Lean on Me: Letting Go of the Losses

old-couple-holding-handsMany things about my mother’s Alzheimer’s broke my heart. Few things more than the toll the disease took on my father’s spirit.

In the more than twelve years my mother suffered with the disease, my father refused to leave her side. He cared for her in their home until the battle nearly broke his own health. Then he unflinchingly agreed to sell his beloved home and move in with his children, where he and Mom could receive more support.

Later, as Mom continued to decline, he relinquished his “right” to move into an independent living home, but chose instead to live with my mother in a small residential facility for those with Alzheimer’s. She was seldom out of his sight.

There were many things about Mom’s Alzheimer’s Dad struggled to understand. Why a “good Christian woman” who had scolded her children for saying the word “darn” had developed the vocabulary of a sailor in her golden years. Why a woman who had prepared beautiful meals for her loved ones began eating with her fingers. Why had a woman who had always dressed impeccably had become inclined to disrobe in public. No amount of explanation could answer questions like these in my father’s black-and-white engineer’s mind. The enigmas of neurological disease were not a sufficient answer.

All my father ever wanted during those years my mother was ill was to be at her side and ease her suffering. His greatest joy was to hold her hand as he sat or walked beside her.

Then came the day when a hospice nurse called me aside and told me what I already knew. My mother’s gait had become increasingly unstable. She had to be walked slowly and steadily, always in the company of someone who understood how to match her halting and wavering pace. But my father, in his unswerving belief that he could encourage Mom to get better, sometimes tugged her when she balked. Hospice nurses told us we would have to tell him that for Mom’s safety, he could no longer hold her hand and walk her.

I could barely hold back the tears as the hospice nurse broke the news to my father in the most gracious way possible. He stood silent and never asked a single question before he turned away.

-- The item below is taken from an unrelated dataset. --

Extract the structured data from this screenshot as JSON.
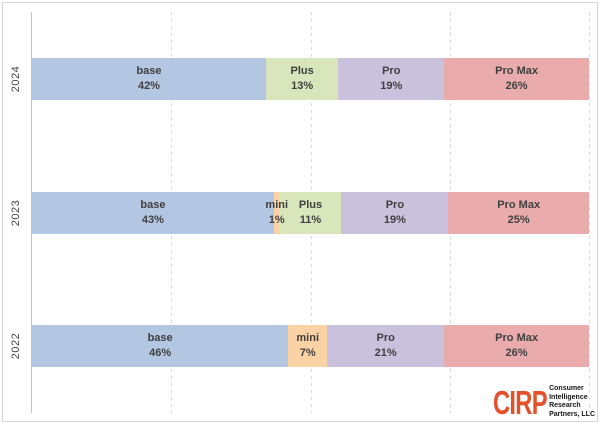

For my mother’s safety, we tried to honor the request. But as family members, we also were compelled to honor my father’s commitment to his wife and our mother. Over the next months, caregivers walked my other each day. But as often as possible, dad also walked Mom with her too, clinging to her hand as he always had, while a family member steadied her on the other.

Thank you, Dad, for teaching us to lean into the arms of those we love in our times of loss.